兄と姉への想いと興味のない信仰

「・・・まぁいい、もう済んだことだ。どうせ妹の方はもうカンタビレの元に戻ると言うし、姉の方はアクゼリュス行きで死ぬ身だからな」
しかしそんな風に言いつつも唐突にモースは別にいいかといったように吐き捨てる・・・所詮は人の事など使えるか使えないかだとか、自身に益があるかどうかでしか判断しないモースにとっては多少使えるくらいではレオナは有象無象の一人程度にしかイメージがなかった・・・それだけのことであった。









「・・・随分と苦労したんだな、これまでの旅で」
「いえ、これも任務です」
・・・そんな風にヴァンとモースが姉妹についてを考える中、レオナはバチカルの下層にある酒場の中でラルフとクラークの二人とテーブルを囲みながら話をしていた。
「ま、お前ならそう言うだろうとは思っちゃいたが・・・兵士としてじゃなく、個人としてモースに会った感想はどうだった?」
「いきなりどうしたんですか、ラルフ?」
「聞いてみたかったんだよ。レオナはあれに会う前にダアトを離れちまったから、実際会ったらどうなのかってな」
「そう言えばそうでしたね・・・」
そんな中でテーブルに肘をつきながらラルフが口にした問い掛けとその意図に、クラークも納得する。確かに直接会話が出来る位置で話をしたことは無かっただろうと。
「・・・別に大したことはありません。むしろあのような人物を大多数の人々が敬う理由が分からないと思うくらいでした」
「おっ!中々言うじゃねぇか!」
「ラルフ・・・一応周りに気を使ってください。酒場で喧騒に包まれているとは言え、あまり聞かれていい中身ではないんですからね」
「おぉ、わりぃわりぃ」
レオナはそんな声に率直に答えてラルフは嬉しそうに大きく声を上げるが、クラークのなだめに笑いながら大して気にした様子のないよう返す。
「しかしレオナ、お前がそういうことを言うとは・・・」
「聞かれたから答えたまでです。それに実際に会って話した結果として、モースに敬意など持てなかった」
「敬意が持てない、か・・・ちなみにどんなことを言われた?」
「端的に言うならカンタビレの配下であることは気に食わないが、ルークを護衛すると判断してここまで来たことは誉めてやる。姉と違って少しはマシなようだな・・・といったことをやたら舐め回すような視線を向けながら言ってきました」
「・・・辛辣なこともそうだが、相変わらず上から目線が好きな男だ。師団長が嫌いだということを隠しもしなかっただけの事はある・・・」
ただクラークも先が気になると言ったように話を進めると、レオナからの淡々としながらも言葉尻として本気で嫌がっていたような答えに帽子に手を添えながら不快だと言ったような声を漏らす。

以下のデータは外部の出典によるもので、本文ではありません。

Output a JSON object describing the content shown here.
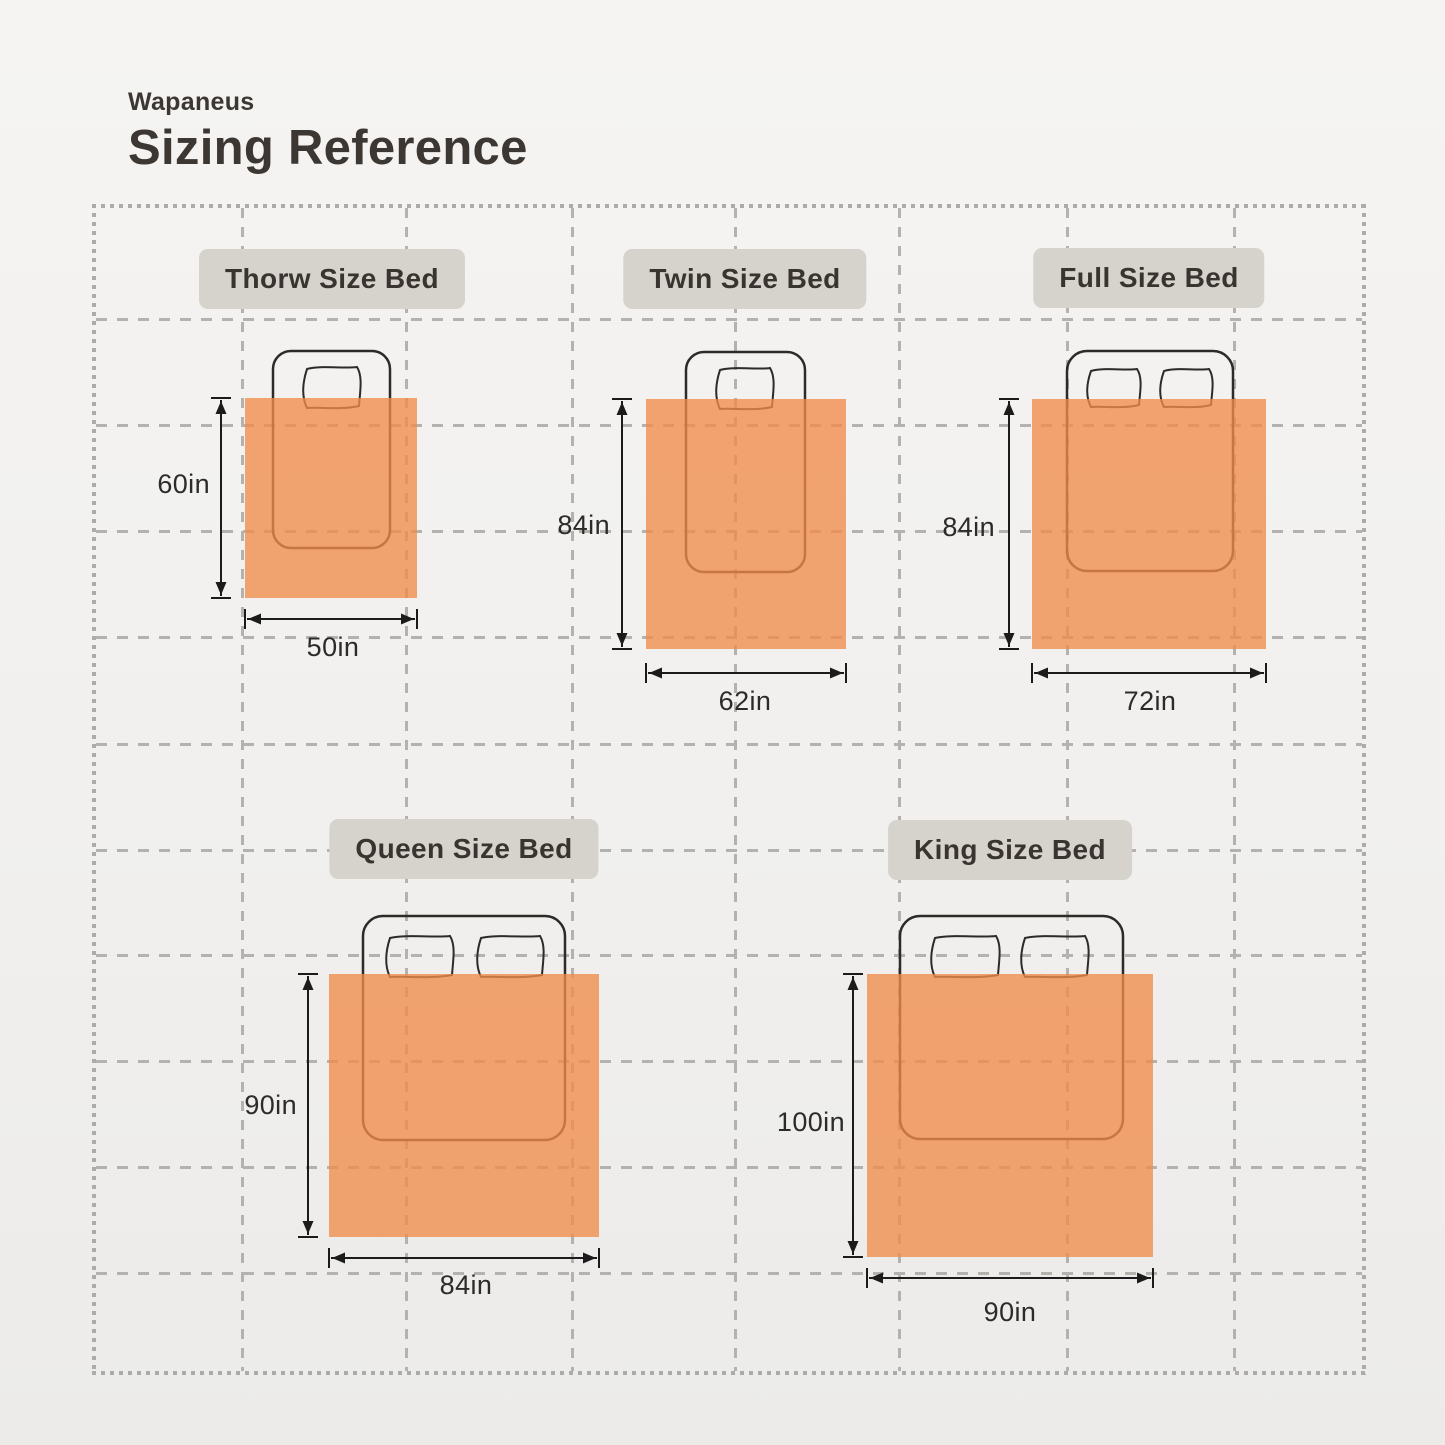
{
  "header": {
    "brand": "Wapaneus",
    "title": "Sizing Reference"
  },
  "beds": [
    {
      "name": "thorw",
      "label": "Thorw Size Bed",
      "height_label": "60in",
      "width_label": "50in",
      "pillows": 1
    },
    {
      "name": "twin",
      "label": "Twin Size Bed",
      "height_label": "84in",
      "width_label": "62in",
      "pillows": 1
    },
    {
      "name": "full",
      "label": "Full Size Bed",
      "height_label": "84in",
      "width_label": "72in",
      "pillows": 2
    },
    {
      "name": "queen",
      "label": "Queen Size Bed",
      "height_label": "90in",
      "width_label": "84in",
      "pillows": 2
    },
    {
      "name": "king",
      "label": "King Size Bed",
      "height_label": "100in",
      "width_label": "90in",
      "pillows": 2
    }
  ],
  "colors": {
    "blanket_orange": "#f08c4a",
    "grid_gray": "#b4b2af",
    "label_pill_bg": "#d6d2cc",
    "text_dark": "#3c3733"
  }
}
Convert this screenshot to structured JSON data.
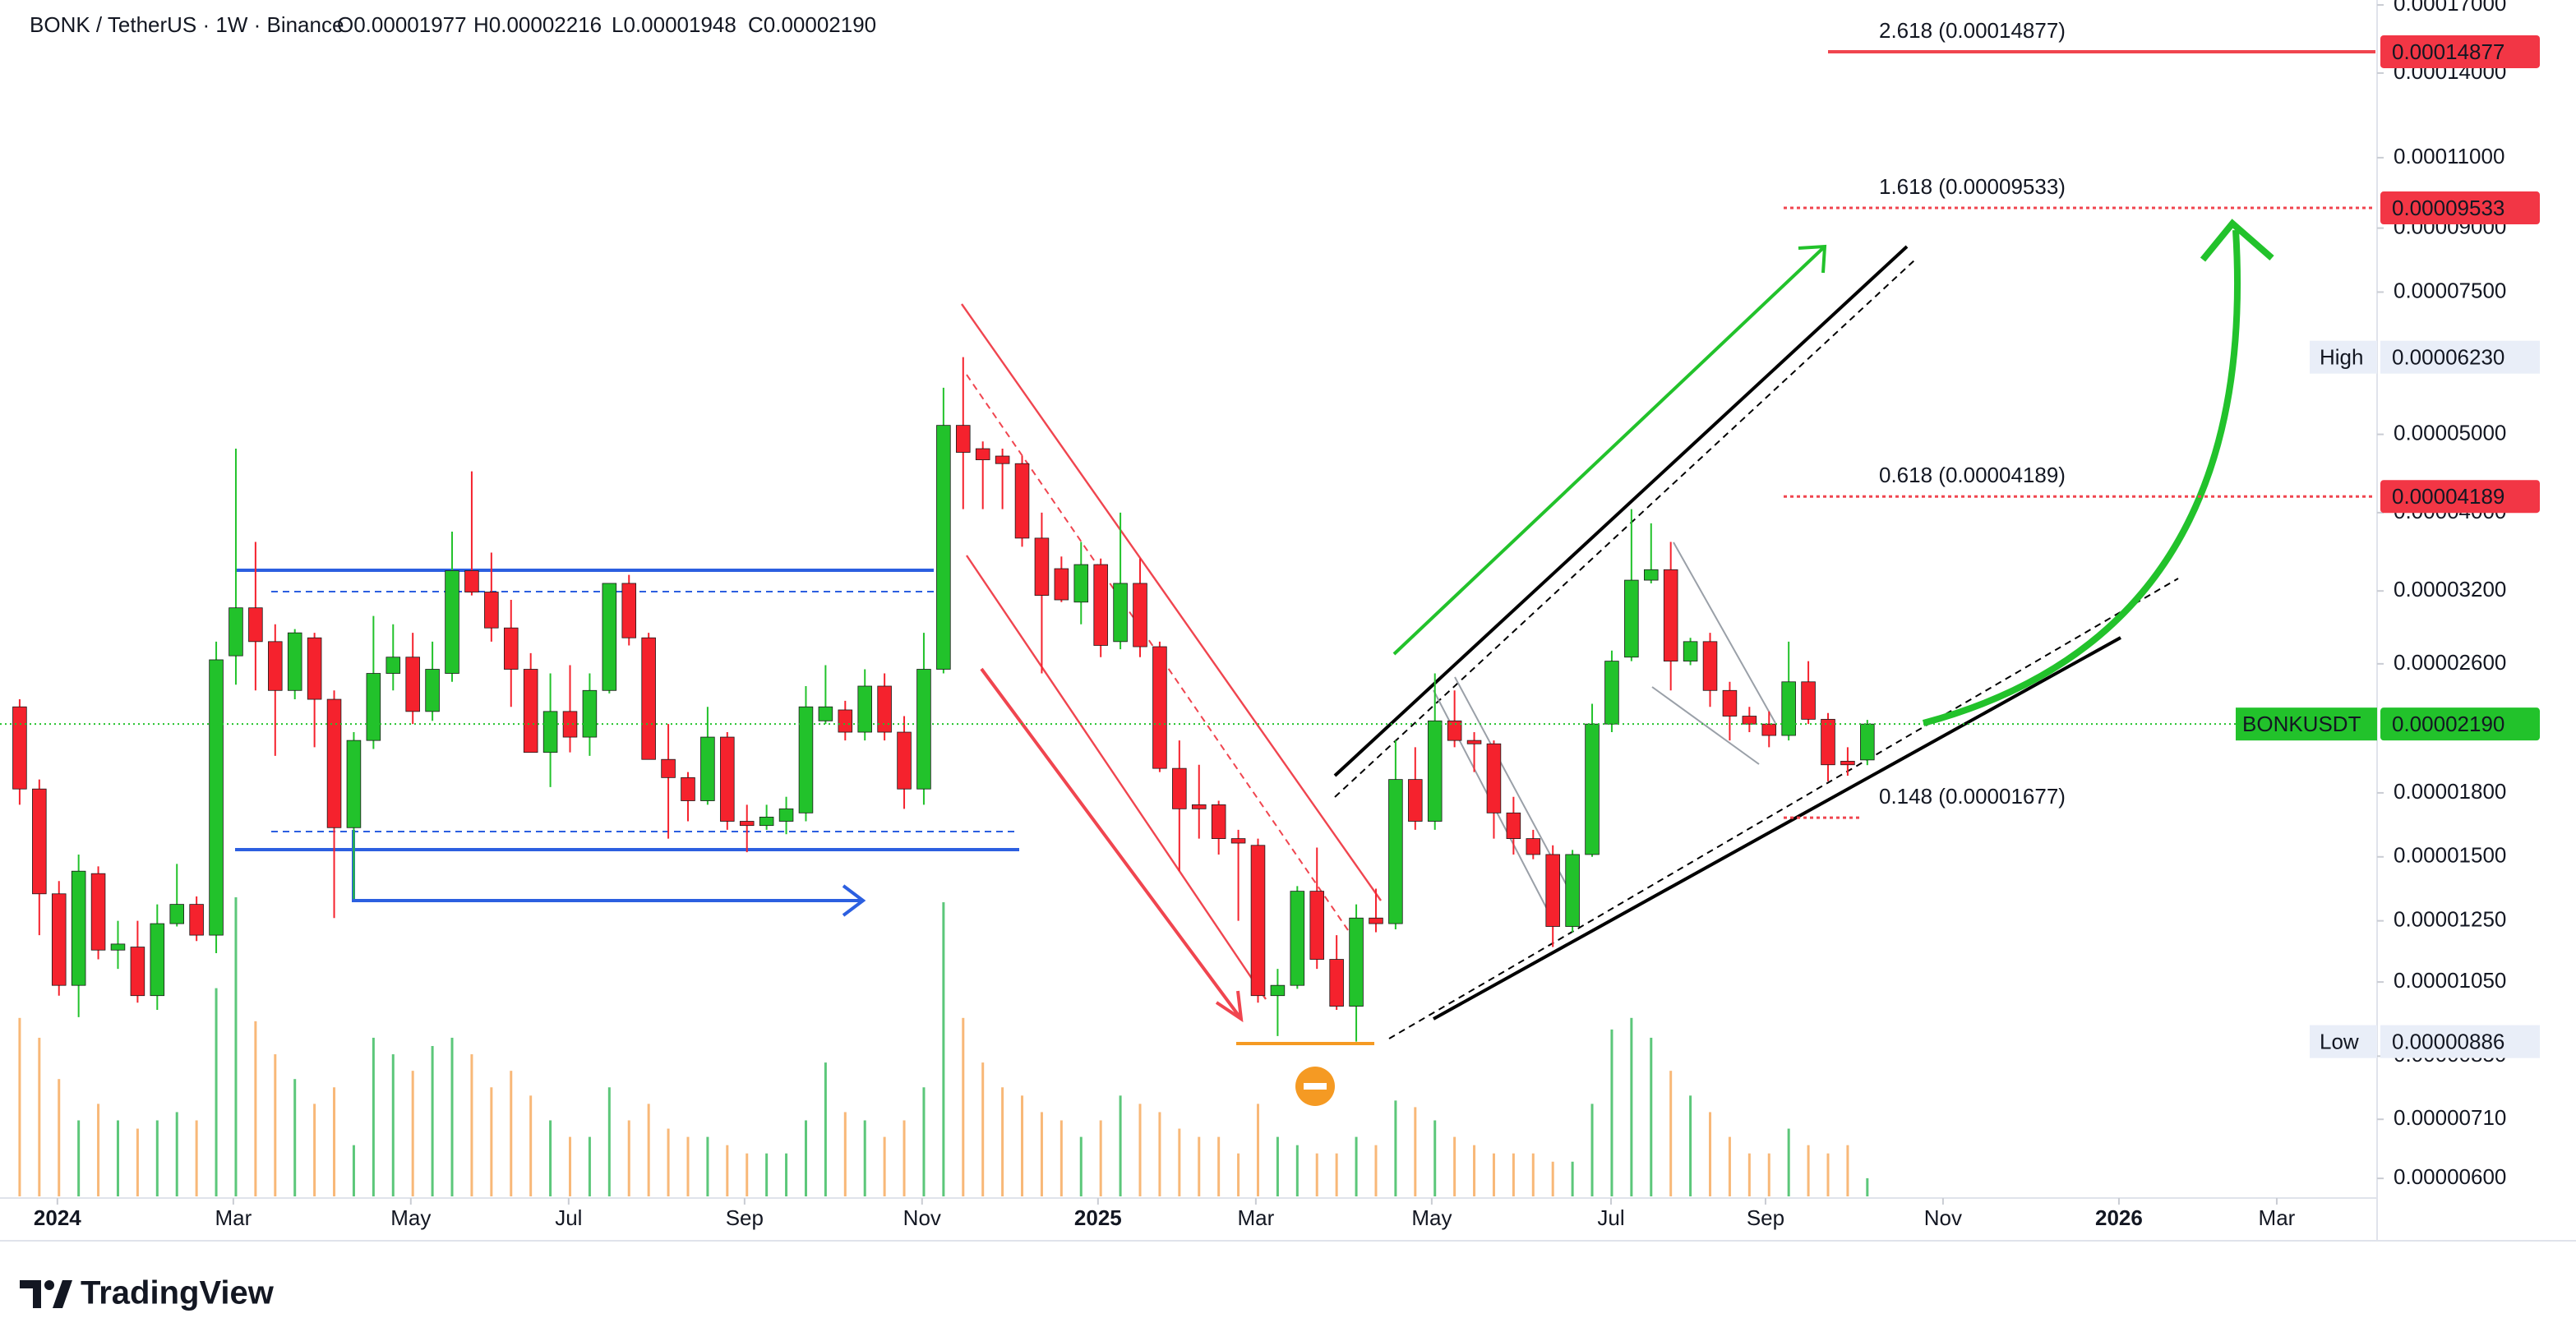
{
  "chart_data": {
    "type": "candlestick",
    "title": "BONK / TetherUS · 1W · Binance",
    "ohlc_labels": [
      "O0.00001977",
      "H0.00002216",
      "L0.00001948",
      "C0.00002190"
    ],
    "open": [
      2.3e-05,
      1.82e-05,
      1.35e-05,
      1.04e-05,
      1.43e-05,
      1.15e-05,
      1.16e-05,
      1.01e-05,
      1.24e-05,
      1.31e-05,
      1.2e-05,
      2.66e-05,
      3.05e-05,
      2.77e-05,
      2.41e-05,
      2.8e-05,
      2.35e-05,
      1.63e-05,
      2.09e-05,
      2.53e-05,
      2.65e-05,
      2.27e-05,
      2.53e-05,
      3.39e-05,
      3.19e-05,
      2.88e-05,
      2.56e-05,
      2.02e-05,
      2.27e-05,
      2.11e-05,
      2.41e-05,
      3.27e-05,
      2.8e-05,
      1.98e-05,
      1.88e-05,
      1.76e-05,
      2.11e-05,
      1.66e-05,
      1.64e-05,
      1.66e-05,
      1.7e-05,
      2.21e-05,
      2.28e-05,
      2.14e-05,
      2.44e-05,
      2.14e-05,
      1.82e-05,
      2.56e-05,
      5.13e-05,
      4.8e-05,
      4.7e-05,
      4.6e-05,
      3.72e-05,
      3.41e-05,
      3.1e-05,
      3.45e-05,
      2.77e-05,
      3.27e-05,
      2.73e-05,
      1.93e-05,
      1.74e-05,
      1.74e-05,
      1.58e-05,
      1.55e-05,
      1.01e-05,
      1.04e-05,
      1.36e-05,
      1.12e-05,
      9.8e-06,
      1.26e-05,
      1.24e-05,
      1.87e-05,
      1.66e-05,
      2.21e-05,
      2.09e-05,
      2.07e-05,
      1.7e-05,
      1.58e-05,
      1.51e-05,
      1.23e-05,
      1.51e-05,
      2.19e-05,
      2.65e-05,
      3.3e-05,
      3.4e-05,
      2.62e-05,
      2.77e-05,
      2.41e-05,
      2.24e-05,
      2.19e-05,
      2.12e-05,
      2.47e-05,
      2.22e-05,
      1.97e-05,
      1.977e-05
    ],
    "high": [
      2.35e-05,
      1.87e-05,
      1.4e-05,
      1.51e-05,
      1.46e-05,
      1.25e-05,
      1.25e-05,
      1.31e-05,
      1.47e-05,
      1.34e-05,
      2.77e-05,
      4.8e-05,
      3.68e-05,
      2.91e-05,
      2.87e-05,
      2.84e-05,
      2.41e-05,
      2.14e-05,
      2.98e-05,
      2.91e-05,
      2.84e-05,
      2.77e-05,
      3.79e-05,
      4.5e-05,
      3.57e-05,
      3.12e-05,
      2.68e-05,
      2.53e-05,
      2.59e-05,
      2.53e-05,
      3.27e-05,
      3.35e-05,
      2.84e-05,
      2.19e-05,
      1.91e-05,
      2.3e-05,
      2.14e-05,
      1.74e-05,
      1.74e-05,
      1.78e-05,
      2.44e-05,
      2.59e-05,
      2.34e-05,
      2.56e-05,
      2.53e-05,
      2.24e-05,
      2.84e-05,
      5.71e-05,
      6.23e-05,
      4.9e-05,
      4.8e-05,
      4.7e-05,
      4e-05,
      3.53e-05,
      3.68e-05,
      3.51e-05,
      4e-05,
      3.51e-05,
      2.77e-05,
      2.09e-05,
      1.95e-05,
      1.76e-05,
      1.62e-05,
      1.58e-05,
      1.09e-05,
      1.38e-05,
      1.54e-05,
      1.2e-05,
      1.31e-05,
      1.37e-05,
      2.09e-05,
      2.05e-05,
      2.53e-05,
      2.41e-05,
      2.14e-05,
      2.09e-05,
      1.78e-05,
      1.62e-05,
      1.55e-05,
      1.53e-05,
      2.32e-05,
      2.7e-05,
      4.04e-05,
      3.88e-05,
      3.68e-05,
      2.8e-05,
      2.84e-05,
      2.47e-05,
      2.3e-05,
      2.27e-05,
      2.77e-05,
      2.62e-05,
      2.26e-05,
      2.05e-05,
      2.216e-05
    ],
    "low": [
      1.74e-05,
      1.2e-05,
      1.01e-05,
      9.5e-06,
      1.12e-05,
      1.09e-05,
      9.9e-06,
      9.7e-06,
      1.23e-05,
      1.18e-05,
      1.14e-05,
      2.45e-05,
      2.41e-05,
      2e-05,
      2.35e-05,
      2.05e-05,
      1.26e-05,
      1.33e-05,
      2.04e-05,
      2.41e-05,
      2.19e-05,
      2.21e-05,
      2.47e-05,
      3.16e-05,
      2.77e-05,
      2.3e-05,
      2.02e-05,
      1.83e-05,
      2.02e-05,
      2e-05,
      2.39e-05,
      2.74e-05,
      1.98e-05,
      1.58e-05,
      1.66e-05,
      1.74e-05,
      1.62e-05,
      1.52e-05,
      1.62e-05,
      1.6e-05,
      1.66e-05,
      2.19e-05,
      2.09e-05,
      2.09e-05,
      2.09e-05,
      1.72e-05,
      1.74e-05,
      2.53e-05,
      4.04e-05,
      4.04e-05,
      4.04e-05,
      3.63e-05,
      2.53e-05,
      3.1e-05,
      2.91e-05,
      2.65e-05,
      2.71e-05,
      2.65e-05,
      1.91e-05,
      1.44e-05,
      1.58e-05,
      1.51e-05,
      1.25e-05,
      9.9e-06,
      9e-06,
      1.03e-05,
      1.09e-05,
      9.7e-06,
      8.86e-06,
      1.21e-05,
      1.22e-05,
      1.62e-05,
      1.62e-05,
      2.05e-05,
      1.91e-05,
      1.58e-05,
      1.51e-05,
      1.49e-05,
      1.16e-05,
      1.21e-05,
      1.5e-05,
      2.14e-05,
      2.62e-05,
      3.27e-05,
      2.41e-05,
      2.59e-05,
      2.3e-05,
      2.09e-05,
      2.14e-05,
      2.05e-05,
      2.09e-05,
      2.19e-05,
      1.86e-05,
      1.89e-05,
      1.948e-05
    ],
    "close": [
      1.82e-05,
      1.35e-05,
      1.04e-05,
      1.44e-05,
      1.15e-05,
      1.17e-05,
      1.01e-05,
      1.24e-05,
      1.31e-05,
      1.2e-05,
      2.63e-05,
      3.05e-05,
      2.77e-05,
      2.41e-05,
      2.84e-05,
      2.35e-05,
      1.63e-05,
      2.09e-05,
      2.53e-05,
      2.65e-05,
      2.27e-05,
      2.56e-05,
      3.39e-05,
      3.19e-05,
      2.88e-05,
      2.56e-05,
      2.02e-05,
      2.27e-05,
      2.11e-05,
      2.41e-05,
      3.27e-05,
      2.8e-05,
      1.98e-05,
      1.88e-05,
      1.76e-05,
      2.11e-05,
      1.66e-05,
      1.64e-05,
      1.68e-05,
      1.72e-05,
      2.3e-05,
      2.3e-05,
      2.14e-05,
      2.44e-05,
      2.14e-05,
      1.82e-05,
      2.56e-05,
      5.13e-05,
      4.75e-05,
      4.65e-05,
      4.6e-05,
      3.72e-05,
      3.16e-05,
      3.12e-05,
      3.45e-05,
      2.74e-05,
      3.27e-05,
      2.73e-05,
      1.93e-05,
      1.72e-05,
      1.72e-05,
      1.58e-05,
      1.56e-05,
      1.01e-05,
      1.04e-05,
      1.36e-05,
      1.12e-05,
      9.8e-06,
      1.26e-05,
      1.24e-05,
      1.87e-05,
      1.66e-05,
      2.21e-05,
      2.09e-05,
      2.07e-05,
      1.7e-05,
      1.58e-05,
      1.51e-05,
      1.23e-05,
      1.51e-05,
      2.19e-05,
      2.62e-05,
      3.3e-05,
      3.4e-05,
      2.62e-05,
      2.77e-05,
      2.41e-05,
      2.24e-05,
      2.19e-05,
      2.12e-05,
      2.47e-05,
      2.22e-05,
      1.95e-05,
      1.95e-05,
      2.19e-05
    ],
    "volume": [
      108,
      96,
      71,
      46,
      56,
      46,
      41,
      46,
      51,
      46,
      126,
      181,
      106,
      86,
      71,
      56,
      66,
      31,
      96,
      86,
      76,
      91,
      96,
      86,
      66,
      76,
      61,
      46,
      36,
      36,
      66,
      46,
      56,
      41,
      36,
      36,
      31,
      26,
      26,
      26,
      46,
      81,
      51,
      46,
      36,
      46,
      66,
      178,
      108,
      81,
      66,
      61,
      51,
      46,
      36,
      46,
      61,
      56,
      51,
      41,
      36,
      36,
      26,
      56,
      36,
      31,
      26,
      26,
      36,
      31,
      58,
      54,
      46,
      36,
      31,
      26,
      26,
      26,
      21,
      21,
      56,
      101,
      108,
      96,
      76,
      61,
      51,
      36,
      26,
      26,
      41,
      31,
      26,
      31,
      11
    ],
    "up_color": "#22c22b",
    "down_color": "#f5222d",
    "volume_up_color": "#5cc77a",
    "volume_down_color": "#f8b878",
    "log_scale": true,
    "ylim": [
      5.7e-06,
      0.0001724
    ],
    "yticks": [
      {
        "value": 0.00017,
        "label": "0.00017000"
      },
      {
        "value": 0.00014,
        "label": "0.00014000"
      },
      {
        "value": 0.00011,
        "label": "0.00011000"
      },
      {
        "value": 9e-05,
        "label": "0.00009000"
      },
      {
        "value": 7.5e-05,
        "label": "0.00007500"
      },
      {
        "value": 5e-05,
        "label": "0.00005000"
      },
      {
        "value": 4e-05,
        "label": "0.00004000"
      },
      {
        "value": 3.2e-05,
        "label": "0.00003200"
      },
      {
        "value": 2.6e-05,
        "label": "0.00002600"
      },
      {
        "value": 1.8e-05,
        "label": "0.00001800"
      },
      {
        "value": 1.5e-05,
        "label": "0.00001500"
      },
      {
        "value": 1.25e-05,
        "label": "0.00001250"
      },
      {
        "value": 1.05e-05,
        "label": "0.00001050"
      },
      {
        "value": 8.5e-06,
        "label": "0.00000850"
      },
      {
        "value": 7.1e-06,
        "label": "0.00000710"
      },
      {
        "value": 6e-06,
        "label": "0.00000600"
      }
    ],
    "xlim": [
      -1,
      119.85
    ],
    "xticks": [
      {
        "value": 1.92,
        "label": "2024"
      },
      {
        "value": 10.87,
        "label": "Mar"
      },
      {
        "value": 19.9,
        "label": "May"
      },
      {
        "value": 27.93,
        "label": "Jul"
      },
      {
        "value": 36.88,
        "label": "Sep"
      },
      {
        "value": 45.91,
        "label": "Nov"
      },
      {
        "value": 54.86,
        "label": "2025"
      },
      {
        "value": 62.89,
        "label": "Mar"
      },
      {
        "value": 71.84,
        "label": "May"
      },
      {
        "value": 80.96,
        "label": "Jul"
      },
      {
        "value": 88.82,
        "label": "Sep"
      },
      {
        "value": 97.85,
        "label": "Nov"
      },
      {
        "value": 106.8,
        "label": "2026"
      },
      {
        "value": 114.83,
        "label": "Mar"
      }
    ],
    "last_price": {
      "name": "BONKUSDT",
      "value": 2.19e-05,
      "label": "0.00002190"
    },
    "high_marker": {
      "name": "High",
      "value": 6.23e-05,
      "label": "0.00006230"
    },
    "low_marker": {
      "name": "Low",
      "value": 8.86e-06,
      "label": "0.00000886"
    },
    "fib_levels": [
      {
        "value": 0.00014877,
        "label": "2.618 (0.00014877)",
        "price_label": "0.00014877"
      },
      {
        "value": 9.533e-05,
        "label": "1.618 (0.00009533)",
        "price_label": "0.00009533"
      },
      {
        "value": 4.189e-05,
        "label": "0.618 (0.00004189)",
        "price_label": "0.00004189"
      },
      {
        "value": 1.677e-05,
        "label": "0.148 (0.00001677)"
      }
    ],
    "logo": "TradingView"
  }
}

「しかしよぉ、そんな風に姉ちゃんの事を言われてムカつかなかったのか?謡将もそうだが、兄ちゃんに姉ちゃんなんだからよ」
「・・・全く気分が悪くならないかと言えば嘘になるかもしれないけれど、少なくとも兄さんはともかく姉さんに対してはそこまで嫌な気持ちはありません」
「何でだ?」
「姉さんが起こした事は嘘偽りのない事実ですから」
「・・・あ~、そういや俺らがお前に同行しろって言ったのは姉ちゃんの行動が理由だったな・・・」
ラルフはそこで兄弟についての気持ちを尋ねるのだが、レオナがティアに対してどこかトゲのある返しをしたことに何とも言いがたげに頭をかく。ラルフとしてもティアのやったことを聞いてはいるが、けして誉められる物ではないとは感じた為に。